Mais malgré les atrocités vécues, il semble à nombre des protagonistes que « si on rouvre des camps, on n'aura aucun mal à trouver des gens pour les garder ». Ainsi, l'heure où l'on enraillait les téléphones pour empêcher les « tchékistes » d'espionner les conversations, où l'on se faisait passer des livres « samizdat » sous le manteau est peut-être passée mais les réflexes policiers sont bien présents. Les récentes manifestations pour des élections libres en Russie ou en Biélorussie le montrent.
Preuve de l'impasse dans laquelle s'engouffre les russes, l'écoeurement face aux méthodes de la police et du pouvoir politique actuel alimente une nostalgie nauséabonde : « il faudrait que Staline sorte de sa tombe tiens ! (...) il aurait dû en arrêter et en fusiller encore plus, de ces petits chefs ».
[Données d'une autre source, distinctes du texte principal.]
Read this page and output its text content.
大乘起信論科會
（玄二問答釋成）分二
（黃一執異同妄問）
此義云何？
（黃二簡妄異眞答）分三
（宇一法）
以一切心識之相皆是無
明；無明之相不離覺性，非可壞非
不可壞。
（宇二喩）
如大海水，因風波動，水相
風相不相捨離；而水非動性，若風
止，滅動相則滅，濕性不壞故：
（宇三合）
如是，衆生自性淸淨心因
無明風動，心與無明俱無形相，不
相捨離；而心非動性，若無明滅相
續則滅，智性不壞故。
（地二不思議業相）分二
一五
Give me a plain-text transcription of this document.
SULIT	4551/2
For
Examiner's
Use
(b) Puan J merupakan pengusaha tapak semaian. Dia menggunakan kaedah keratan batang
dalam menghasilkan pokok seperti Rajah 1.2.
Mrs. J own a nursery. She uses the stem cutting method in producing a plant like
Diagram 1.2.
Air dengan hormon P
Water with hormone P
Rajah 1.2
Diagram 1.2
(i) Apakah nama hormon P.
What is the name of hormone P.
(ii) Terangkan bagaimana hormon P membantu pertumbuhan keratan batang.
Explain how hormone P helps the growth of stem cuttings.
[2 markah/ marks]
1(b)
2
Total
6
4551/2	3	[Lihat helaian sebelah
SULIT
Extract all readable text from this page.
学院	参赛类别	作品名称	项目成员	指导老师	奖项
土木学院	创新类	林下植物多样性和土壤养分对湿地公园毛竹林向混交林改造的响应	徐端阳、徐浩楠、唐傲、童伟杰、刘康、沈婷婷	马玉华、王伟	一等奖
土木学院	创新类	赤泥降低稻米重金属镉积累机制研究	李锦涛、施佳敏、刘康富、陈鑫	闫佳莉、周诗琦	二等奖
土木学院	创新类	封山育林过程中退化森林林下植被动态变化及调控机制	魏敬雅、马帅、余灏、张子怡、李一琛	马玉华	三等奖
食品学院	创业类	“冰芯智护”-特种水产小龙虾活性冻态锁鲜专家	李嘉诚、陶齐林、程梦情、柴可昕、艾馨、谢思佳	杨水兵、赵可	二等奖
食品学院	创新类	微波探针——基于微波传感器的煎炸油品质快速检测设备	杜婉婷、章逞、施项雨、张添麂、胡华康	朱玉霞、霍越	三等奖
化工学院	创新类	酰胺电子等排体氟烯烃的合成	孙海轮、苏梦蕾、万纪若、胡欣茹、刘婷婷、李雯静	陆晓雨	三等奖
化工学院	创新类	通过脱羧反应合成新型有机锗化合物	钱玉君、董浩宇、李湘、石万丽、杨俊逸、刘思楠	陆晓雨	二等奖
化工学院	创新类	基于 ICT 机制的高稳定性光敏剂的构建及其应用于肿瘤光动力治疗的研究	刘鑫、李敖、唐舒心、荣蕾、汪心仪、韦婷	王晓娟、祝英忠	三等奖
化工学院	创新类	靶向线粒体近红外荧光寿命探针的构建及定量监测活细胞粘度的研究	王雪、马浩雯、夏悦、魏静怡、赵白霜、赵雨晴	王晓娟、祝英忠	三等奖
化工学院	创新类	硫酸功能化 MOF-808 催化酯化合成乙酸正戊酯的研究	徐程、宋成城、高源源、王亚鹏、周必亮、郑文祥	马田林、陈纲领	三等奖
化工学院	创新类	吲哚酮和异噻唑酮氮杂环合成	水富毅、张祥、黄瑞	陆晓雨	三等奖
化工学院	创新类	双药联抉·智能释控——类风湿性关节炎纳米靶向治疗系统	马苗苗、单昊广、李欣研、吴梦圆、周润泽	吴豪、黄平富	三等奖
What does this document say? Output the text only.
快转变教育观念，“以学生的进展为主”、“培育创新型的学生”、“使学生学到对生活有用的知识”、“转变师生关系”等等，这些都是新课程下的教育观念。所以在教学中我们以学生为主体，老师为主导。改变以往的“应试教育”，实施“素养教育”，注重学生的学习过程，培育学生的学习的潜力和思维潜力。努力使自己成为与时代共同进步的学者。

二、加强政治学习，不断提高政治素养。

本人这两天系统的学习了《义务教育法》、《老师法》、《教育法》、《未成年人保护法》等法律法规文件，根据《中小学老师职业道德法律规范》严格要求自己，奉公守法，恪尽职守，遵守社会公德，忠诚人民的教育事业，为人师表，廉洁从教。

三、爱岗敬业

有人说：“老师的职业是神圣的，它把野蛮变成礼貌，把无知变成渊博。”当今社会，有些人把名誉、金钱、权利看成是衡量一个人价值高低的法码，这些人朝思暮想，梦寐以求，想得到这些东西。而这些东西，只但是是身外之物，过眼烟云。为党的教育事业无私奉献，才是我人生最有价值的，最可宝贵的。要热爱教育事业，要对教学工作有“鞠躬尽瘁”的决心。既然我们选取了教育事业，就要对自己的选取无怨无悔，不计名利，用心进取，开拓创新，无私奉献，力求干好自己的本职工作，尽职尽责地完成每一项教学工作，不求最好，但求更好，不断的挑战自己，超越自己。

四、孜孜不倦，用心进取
“que les héros se sont ceux qui achètent quelque chose dans un endroit pour le revendre trois kopecks de plus ailleurs. C'est ce qu'on nous rentre dans le crâne maintenant.” En effet, la Russie semble être revenue aux temps pré-communistes. Désormais il faut faire de l'argent, la télévision vante les mérites des oligarques dans chaque foyer démuni, on montre sans pudeur leurs résidences secondaires avec piscine, leurs vacances à Miami, leur personnel de maison « comme les propriétaires terriens au temps des tsars ».

« L'argent, ça aime ni la pitié ni la honte ». Alexievitch, adaptée au théâtre des Bouffes du Nord, dont la série « Tchernobyl » et le film « Une grande fille » en 2019, sont inspirés par l'oeuvre, n'a pas fini d'interroger l'âme slave trente ans après la chute du mur de Berlin. A l'heure où la Russie s'est convertie au capitalisme débridé « en trois jours » (contre plusieurs siècles en Occident), les inégalités ont métastasées, un seul crédo : « comme nous l'avait dit le prof de physique : chers étudiants ! N'oubliez jamais que l'argent résout tout ! Même les équations différentielles ! ».

« Comment as tu fais pour rester en vie là-bas ? J'ai été très aimé dans mon enfance. La quantité d'amour que nous avons reçu, c'est ça qui nous sauve. » Mais « faute d'amour », beaucoup n'ont pas survécu…

Il ne tient désormais qu'à vous d'enfiler une chapka et d'aller à la rencontre de l'Homme rouge, ou ce qu'il en reste, il ou elle vous recevra dans sa datcha, vous proposera des pirojkis et une vodka et peut-être alors vous ouvrira ses entrailles et remembrera ses souvenirs pour vous, trop longtemps étouffés, comme des lames de rasoir impuissantes à franchir le pas de sa gorge. Spasiba.